General characteristics
- Tons burthen: 262, or 265, or 291 (bm)
- Length: 90 ft 1 in (27.46 m)
- Beam: 25 ft 10 in (7.87 m)
- Depth: 12 ft 11 in (3.94 m)
- Sail plan: Brigantine, or Brig

= Indus (1817 ship) =

Indus was launched in Newburyport, Massachusetts in 1817, or Newbury, Massachusetts in 1814. She first appeared in the British registries in 1823. Throughout her career she remained owned in the United States, and sailing under the United States flag. She may have briefly traded between Great Britain and Batavia, Dutch East Indies, sailing under a licence from the British East India Company. Thereafter, she sailed between Liverpool and New York. She was probably the Indus wrecked on 24 September 1829; she was last listed in 1833.

==Career==
Indus first appeared in Lloyd's Register (LR) in 1823.
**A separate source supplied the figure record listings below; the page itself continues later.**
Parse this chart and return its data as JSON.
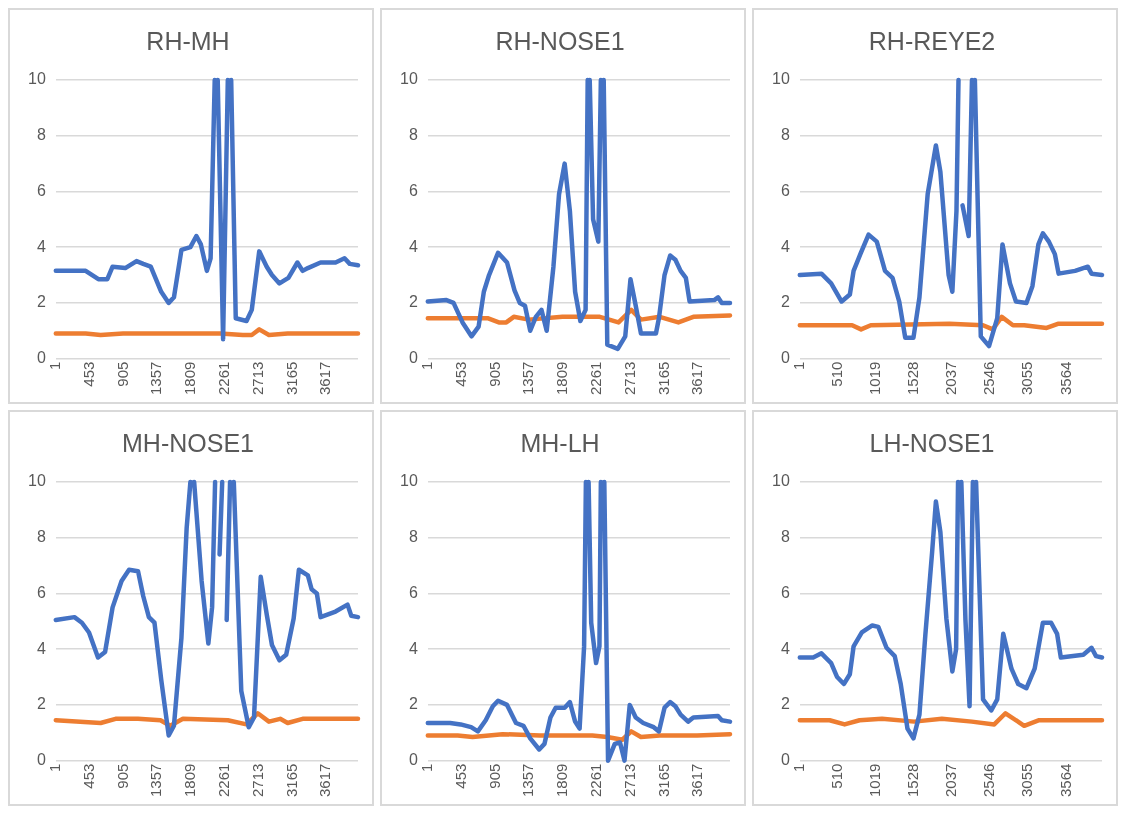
{
  "chart_data": [
    {
      "type": "line",
      "title": "RH-MH",
      "xlim": [
        1,
        4040
      ],
      "xticks": [
        1,
        453,
        905,
        1357,
        1809,
        2261,
        2713,
        3165,
        3617
      ],
      "ylim": [
        0,
        10
      ],
      "yticks": [
        0,
        2,
        4,
        6,
        8,
        10
      ],
      "grid": "y",
      "series": [
        {
          "color": "#4472c4",
          "x": [
            1,
            400,
            570,
            690,
            760,
            930,
            1080,
            1170,
            1270,
            1410,
            1510,
            1580,
            1680,
            1800,
            1880,
            1940,
            2020,
            2070,
            2125,
            2145,
            2165,
            2237,
            2300,
            2320,
            2345,
            2406,
            2550,
            2620,
            2720,
            2820,
            2890,
            2990,
            3110,
            3230,
            3300,
            3370,
            3540,
            3740,
            3860,
            3930,
            4040
          ],
          "values": [
            3.15,
            3.15,
            2.85,
            2.85,
            3.3,
            3.25,
            3.5,
            3.4,
            3.3,
            2.4,
            2.0,
            2.2,
            3.9,
            4.0,
            4.4,
            4.1,
            3.15,
            3.6,
            10,
            null,
            10,
            0.7,
            10,
            null,
            10,
            1.45,
            1.35,
            1.75,
            3.85,
            3.3,
            3.0,
            2.7,
            2.9,
            3.45,
            3.15,
            3.25,
            3.45,
            3.45,
            3.6,
            3.4,
            3.35
          ]
        },
        {
          "color": "#ed7d31",
          "x": [
            1,
            400,
            600,
            900,
            1500,
            2200,
            2500,
            2620,
            2720,
            2850,
            3100,
            3600,
            4040
          ],
          "values": [
            0.9,
            0.9,
            0.85,
            0.9,
            0.9,
            0.9,
            0.85,
            0.85,
            1.05,
            0.85,
            0.9,
            0.9,
            0.9
          ]
        }
      ]
    },
    {
      "type": "line",
      "title": "RH-NOSE1",
      "xlim": [
        1,
        4040
      ],
      "xticks": [
        1,
        453,
        905,
        1357,
        1809,
        2261,
        2713,
        3165,
        3617
      ],
      "ylim": [
        0,
        10
      ],
      "yticks": [
        0,
        2,
        4,
        6,
        8,
        10
      ],
      "grid": "y",
      "series": [
        {
          "color": "#4472c4",
          "x": [
            1,
            250,
            345,
            465,
            585,
            680,
            750,
            820,
            940,
            1060,
            1160,
            1230,
            1300,
            1370,
            1445,
            1520,
            1590,
            1680,
            1755,
            1830,
            1900,
            1970,
            2040,
            2110,
            2138,
            2150,
            2165,
            2210,
            2280,
            2314,
            2330,
            2352,
            2400,
            2540,
            2640,
            2710,
            2780,
            2850,
            2950,
            3050,
            3090,
            3165,
            3240,
            3310,
            3380,
            3450,
            3500,
            3830,
            3880,
            3930,
            4040
          ],
          "values": [
            2.05,
            2.1,
            2.0,
            1.3,
            0.8,
            1.15,
            2.4,
            3.0,
            3.8,
            3.45,
            2.45,
            2.0,
            1.9,
            1.0,
            1.5,
            1.75,
            1.0,
            3.3,
            5.9,
            7.0,
            5.3,
            2.4,
            1.35,
            1.75,
            10,
            null,
            10,
            5.0,
            4.2,
            10,
            null,
            10,
            0.5,
            0.35,
            0.8,
            2.85,
            1.9,
            0.9,
            0.9,
            0.9,
            1.45,
            3.0,
            3.7,
            3.55,
            3.15,
            2.9,
            2.05,
            2.1,
            2.2,
            2.0,
            2.0
          ]
        },
        {
          "color": "#ed7d31",
          "x": [
            1,
            800,
            950,
            1050,
            1150,
            1350,
            1800,
            2300,
            2550,
            2720,
            2850,
            3100,
            3350,
            3550,
            4040
          ],
          "values": [
            1.45,
            1.45,
            1.3,
            1.3,
            1.5,
            1.4,
            1.5,
            1.5,
            1.3,
            1.75,
            1.4,
            1.5,
            1.3,
            1.5,
            1.55
          ]
        }
      ]
    },
    {
      "type": "line",
      "title": "RH-REYE2",
      "xlim": [
        1,
        4040
      ],
      "xticks": [
        1,
        510,
        1019,
        1528,
        2037,
        2546,
        3055,
        3564
      ],
      "ylim": [
        0,
        10
      ],
      "yticks": [
        0,
        2,
        4,
        6,
        8,
        10
      ],
      "grid": "y",
      "series": [
        {
          "color": "#4472c4",
          "x": [
            1,
            290,
            420,
            560,
            670,
            720,
            810,
            920,
            1030,
            1140,
            1240,
            1330,
            1410,
            1520,
            1600,
            1710,
            1820,
            1880,
            1990,
            2040,
            2095,
            2122,
            2150,
            2176,
            2258,
            2302,
            2320,
            2341,
            2420,
            2530,
            2640,
            2710,
            2810,
            2890,
            3030,
            3110,
            3190,
            3250,
            3330,
            3410,
            3460,
            3680,
            3850,
            3900,
            4040
          ],
          "values": [
            3.0,
            3.05,
            2.7,
            2.05,
            2.3,
            3.15,
            3.75,
            4.45,
            4.2,
            3.15,
            2.9,
            2.05,
            0.75,
            0.75,
            2.2,
            5.9,
            7.65,
            6.7,
            3.0,
            2.4,
            5.3,
            10,
            null,
            5.5,
            4.4,
            10,
            null,
            10,
            0.8,
            0.45,
            1.45,
            4.1,
            2.7,
            2.05,
            2.0,
            2.6,
            4.1,
            4.5,
            4.2,
            3.75,
            3.05,
            3.15,
            3.3,
            3.05,
            3.0
          ]
        },
        {
          "color": "#ed7d31",
          "x": [
            1,
            700,
            820,
            950,
            2000,
            2450,
            2580,
            2700,
            2850,
            3000,
            3300,
            3450,
            4040
          ],
          "values": [
            1.2,
            1.2,
            1.05,
            1.2,
            1.25,
            1.2,
            1.05,
            1.5,
            1.2,
            1.2,
            1.1,
            1.25,
            1.25
          ]
        }
      ]
    },
    {
      "type": "line",
      "title": "MH-NOSE1",
      "xlim": [
        1,
        4040
      ],
      "xticks": [
        1,
        453,
        905,
        1357,
        1809,
        2261,
        2713,
        3165,
        3617
      ],
      "ylim": [
        0,
        10
      ],
      "yticks": [
        0,
        2,
        4,
        6,
        8,
        10
      ],
      "grid": "y",
      "series": [
        {
          "color": "#4472c4",
          "x": [
            1,
            250,
            350,
            445,
            565,
            660,
            760,
            880,
            980,
            1100,
            1170,
            1245,
            1320,
            1410,
            1510,
            1580,
            1680,
            1750,
            1800,
            1825,
            1850,
            1950,
            2040,
            2090,
            2130,
            2160,
            2190,
            2225,
            2250,
            2285,
            2330,
            2355,
            2380,
            2480,
            2580,
            2650,
            2740,
            2820,
            2890,
            2990,
            3080,
            3180,
            3250,
            3370,
            3420,
            3490,
            3540,
            3740,
            3900,
            3950,
            4040
          ],
          "values": [
            5.05,
            5.15,
            4.95,
            4.6,
            3.7,
            3.9,
            5.5,
            6.45,
            6.85,
            6.8,
            5.9,
            5.15,
            4.95,
            2.9,
            0.9,
            1.25,
            4.4,
            8.35,
            10,
            null,
            10,
            6.45,
            4.2,
            5.5,
            10,
            null,
            7.4,
            10,
            null,
            5.05,
            10,
            null,
            10,
            2.5,
            1.2,
            1.55,
            6.6,
            5.25,
            4.15,
            3.6,
            3.8,
            5.1,
            6.85,
            6.65,
            6.15,
            6.0,
            5.15,
            5.35,
            5.6,
            5.2,
            5.15
          ]
        },
        {
          "color": "#ed7d31",
          "x": [
            1,
            600,
            800,
            1100,
            1400,
            1530,
            1700,
            2300,
            2550,
            2700,
            2850,
            3000,
            3100,
            3300,
            4040
          ],
          "values": [
            1.45,
            1.35,
            1.5,
            1.5,
            1.45,
            1.25,
            1.5,
            1.45,
            1.3,
            1.7,
            1.4,
            1.5,
            1.35,
            1.5,
            1.5
          ]
        }
      ]
    },
    {
      "type": "line",
      "title": "MH-LH",
      "xlim": [
        1,
        4040
      ],
      "xticks": [
        1,
        453,
        905,
        1357,
        1809,
        2261,
        2713,
        3165,
        3617
      ],
      "ylim": [
        0,
        10
      ],
      "yticks": [
        0,
        2,
        4,
        6,
        8,
        10
      ],
      "grid": "y",
      "series": [
        {
          "color": "#4472c4",
          "x": [
            1,
            300,
            440,
            580,
            670,
            775,
            870,
            940,
            1060,
            1180,
            1280,
            1370,
            1490,
            1560,
            1640,
            1710,
            1830,
            1900,
            1970,
            2030,
            2090,
            2114,
            2130,
            2150,
            2185,
            2250,
            2295,
            2314,
            2340,
            2360,
            2410,
            2500,
            2570,
            2630,
            2700,
            2780,
            2880,
            3020,
            3090,
            3165,
            3240,
            3310,
            3380,
            3480,
            3550,
            3880,
            3930,
            4040
          ],
          "values": [
            1.35,
            1.35,
            1.3,
            1.2,
            1.05,
            1.45,
            1.95,
            2.15,
            2.0,
            1.35,
            1.25,
            0.8,
            0.4,
            0.6,
            1.55,
            1.9,
            1.9,
            2.1,
            1.4,
            1.15,
            4.1,
            10,
            null,
            10,
            4.95,
            3.5,
            4.1,
            10,
            null,
            10,
            0,
            0.6,
            0.65,
            0,
            2.0,
            1.55,
            1.35,
            1.2,
            1.05,
            1.9,
            2.1,
            1.95,
            1.65,
            1.4,
            1.55,
            1.6,
            1.45,
            1.4
          ]
        },
        {
          "color": "#ed7d31",
          "x": [
            1,
            400,
            600,
            1000,
            1500,
            2200,
            2400,
            2600,
            2720,
            2850,
            3100,
            3600,
            4040
          ],
          "values": [
            0.9,
            0.9,
            0.85,
            0.95,
            0.9,
            0.9,
            0.85,
            0.75,
            1.05,
            0.85,
            0.9,
            0.9,
            0.95
          ]
        }
      ]
    },
    {
      "type": "line",
      "title": "LH-NOSE1",
      "xlim": [
        1,
        4040
      ],
      "xticks": [
        1,
        510,
        1019,
        1528,
        2037,
        2546,
        3055,
        3564
      ],
      "ylim": [
        0,
        10
      ],
      "yticks": [
        0,
        2,
        4,
        6,
        8,
        10
      ],
      "grid": "y",
      "series": [
        {
          "color": "#4472c4",
          "x": [
            1,
            180,
            290,
            420,
            500,
            590,
            670,
            720,
            830,
            970,
            1050,
            1160,
            1270,
            1350,
            1440,
            1520,
            1600,
            1680,
            1770,
            1820,
            1880,
            1960,
            2040,
            2090,
            2116,
            2140,
            2160,
            2215,
            2270,
            2314,
            2335,
            2357,
            2450,
            2560,
            2640,
            2720,
            2830,
            2920,
            3030,
            3140,
            3250,
            3360,
            3440,
            3490,
            3790,
            3900,
            3960,
            4040
          ],
          "values": [
            3.7,
            3.7,
            3.85,
            3.5,
            3.0,
            2.75,
            3.1,
            4.1,
            4.6,
            4.85,
            4.8,
            4.05,
            3.75,
            2.75,
            1.15,
            0.8,
            1.65,
            4.55,
            7.5,
            9.3,
            8.2,
            5.1,
            3.2,
            4.0,
            10,
            null,
            10,
            5.05,
            1.95,
            10,
            null,
            10,
            2.2,
            1.8,
            2.2,
            4.55,
            3.3,
            2.75,
            2.6,
            3.3,
            4.95,
            4.95,
            4.55,
            3.7,
            3.8,
            4.05,
            3.75,
            3.7
          ]
        },
        {
          "color": "#ed7d31",
          "x": [
            1,
            400,
            600,
            800,
            1100,
            1530,
            1900,
            2300,
            2600,
            2750,
            3000,
            3200,
            4040
          ],
          "values": [
            1.45,
            1.45,
            1.3,
            1.45,
            1.5,
            1.4,
            1.5,
            1.4,
            1.3,
            1.7,
            1.25,
            1.45,
            1.45
          ]
        }
      ]
    }
  ]
}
| Year | Master | Owner | Trade | Source |
|---|---|---|---|---|
| 1823 | John Day | P.Dodge | Cowes | LR |
| 1825 | J.Day | P.Dodge | Cowes | LR |

In 1813 the EIC had lost its monopoly on the trade between India and Britain. British ships were then free to sail to India or the Indian Ocean under a licence from the EIC. Although Indus was American-owned, and sailing under the United States flag, if she wanted to trade between India or South East Asia on the one hand, and Britain on the other, she needed a licence.

On 6 October 1822 Indus. Day, master, arrived at Cowes after a voyage of 126 days from Batavia, Dutch East Indies. She immediately sailed on to Hamburg and then Antwerp. From Antwerp she sailed again to Batavia. By trading between Batavia and Europe, and not between Batavia and Britain, Indus avoided either violating the EIC monopoly on such trade, or the need for a licence from the EIC.

LR reported that on 16 March 1825 Indus sailed to China under a licence from the EIC. However, ship arrival and departure data in Lloyd's List showed Indus trading between Cowes, Antwerp, Batavia, and The Netherlands.

| Year | Master | Owner | Trade | Source |
|---|---|---|---|---|
| 1826 | Moriarty Myrick | P.Dodge | Cowes–Antwerp | LR |
| 1827 | Moriarty Reed | P.Dodge | Liverpool-New York | LR |

==Fate==
On 24 November 1829 Indus, Rock, master, was wrecked on the Newcombe Sand, in the English Channel off the coast of Sussex with the loss of all hands. She was on a voyage from Liverpool to Bremen.

Indus was last listed in 1833 with no change from 1827.